Niestety nie, nawet jeśli założymy że władze uruchomią wszystkie dostępne instrumenty wspierające rozwój rynku termomodernizacji. Problemem jest struktura własnościowa mieszkań w Polsce. Właścicielami większości z nich a w szczególności tych o najniższym standardzie energetycznym są jedno i rzadziej dwuosobowe gospodarstw domowe emerytów. Oni także użytkują większość dużych mieszkań i domów jednorodzinnych.Rodzi to powszechne ubóstwo energetyczne seniorów i brak zdolności kredytowej na inwestycje termomodernizacyjne obniżające rachunki za energię. Jak wynika z badań dr Tomasza Dudy przeprowadzonych w Połańcu przeciętne koszty energii jakie ponoszą tamtejsi seniorzy to 4500zł rocznie.

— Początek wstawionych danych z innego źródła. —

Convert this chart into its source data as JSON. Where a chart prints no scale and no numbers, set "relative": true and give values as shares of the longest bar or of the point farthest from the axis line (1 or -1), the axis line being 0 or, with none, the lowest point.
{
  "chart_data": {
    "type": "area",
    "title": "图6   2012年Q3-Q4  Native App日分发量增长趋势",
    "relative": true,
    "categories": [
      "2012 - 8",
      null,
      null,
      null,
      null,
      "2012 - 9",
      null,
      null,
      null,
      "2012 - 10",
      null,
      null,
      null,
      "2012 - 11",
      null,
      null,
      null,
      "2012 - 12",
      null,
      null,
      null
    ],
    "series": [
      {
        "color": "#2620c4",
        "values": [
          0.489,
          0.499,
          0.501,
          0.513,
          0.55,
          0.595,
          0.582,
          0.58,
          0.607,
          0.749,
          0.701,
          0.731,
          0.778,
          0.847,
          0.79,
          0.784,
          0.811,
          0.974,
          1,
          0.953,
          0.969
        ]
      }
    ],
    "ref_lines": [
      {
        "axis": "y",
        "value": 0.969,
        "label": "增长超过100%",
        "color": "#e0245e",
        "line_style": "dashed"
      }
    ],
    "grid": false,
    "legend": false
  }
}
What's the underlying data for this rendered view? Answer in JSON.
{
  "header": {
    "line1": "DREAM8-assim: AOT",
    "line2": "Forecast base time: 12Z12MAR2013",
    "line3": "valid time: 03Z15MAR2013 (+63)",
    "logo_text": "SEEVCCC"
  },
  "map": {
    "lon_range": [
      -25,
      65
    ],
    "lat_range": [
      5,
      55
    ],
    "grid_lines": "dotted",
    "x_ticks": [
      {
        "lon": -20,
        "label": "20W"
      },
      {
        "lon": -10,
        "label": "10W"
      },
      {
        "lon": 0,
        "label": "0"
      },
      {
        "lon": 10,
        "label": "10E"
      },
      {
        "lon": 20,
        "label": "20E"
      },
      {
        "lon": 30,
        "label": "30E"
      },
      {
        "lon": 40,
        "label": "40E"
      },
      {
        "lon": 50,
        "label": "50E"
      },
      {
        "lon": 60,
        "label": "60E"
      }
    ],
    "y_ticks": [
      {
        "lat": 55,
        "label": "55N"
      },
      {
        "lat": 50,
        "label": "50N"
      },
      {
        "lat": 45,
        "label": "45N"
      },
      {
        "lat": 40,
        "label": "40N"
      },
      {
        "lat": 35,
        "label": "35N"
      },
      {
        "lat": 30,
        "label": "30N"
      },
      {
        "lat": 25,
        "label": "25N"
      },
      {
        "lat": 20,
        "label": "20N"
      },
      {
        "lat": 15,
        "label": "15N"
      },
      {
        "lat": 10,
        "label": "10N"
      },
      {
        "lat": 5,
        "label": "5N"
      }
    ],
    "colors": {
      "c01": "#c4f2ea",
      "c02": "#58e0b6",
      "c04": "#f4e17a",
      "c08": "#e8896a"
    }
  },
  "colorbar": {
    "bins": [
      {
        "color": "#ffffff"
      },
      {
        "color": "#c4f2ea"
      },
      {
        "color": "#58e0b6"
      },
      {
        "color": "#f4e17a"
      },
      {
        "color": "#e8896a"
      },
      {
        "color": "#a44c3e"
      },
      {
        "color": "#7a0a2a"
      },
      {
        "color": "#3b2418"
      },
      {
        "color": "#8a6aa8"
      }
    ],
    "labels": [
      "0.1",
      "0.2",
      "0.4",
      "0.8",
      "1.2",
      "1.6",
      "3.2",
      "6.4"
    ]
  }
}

Sytuacja ta stanowi istotną barierę dla rządowego programu powszechnej termomodernizacji – tego typu inwestycja w domu jednorodzinnym, w którym mieszka samotna emerytka jest ekonomicznym absurdem. Dodatkowo jej dom już jest lub w bliskiej przyszłości może stać się dla niej więzieniem jako, że nie jest najczęściej dostosowany do słabnących możliwości psychofizycznych osoby starszej. Jedynym więc racjonalnym rozwiązaniem jest przeniesienie jej do Domu Pomocy Społecznej (DPS). Jest to natomiast rozwiązanie radykalnie skracające życie, w  wyniku depresji jaka dopada człowieka, gdy traci on resztki pierwotnej kontroli nad swoim życiem. To dramatycznie złe rozwiązanie jest równocześnie bardzo drogie. Roczny koszt utrzymania osoby w DPS to 40 tysięcy złotych.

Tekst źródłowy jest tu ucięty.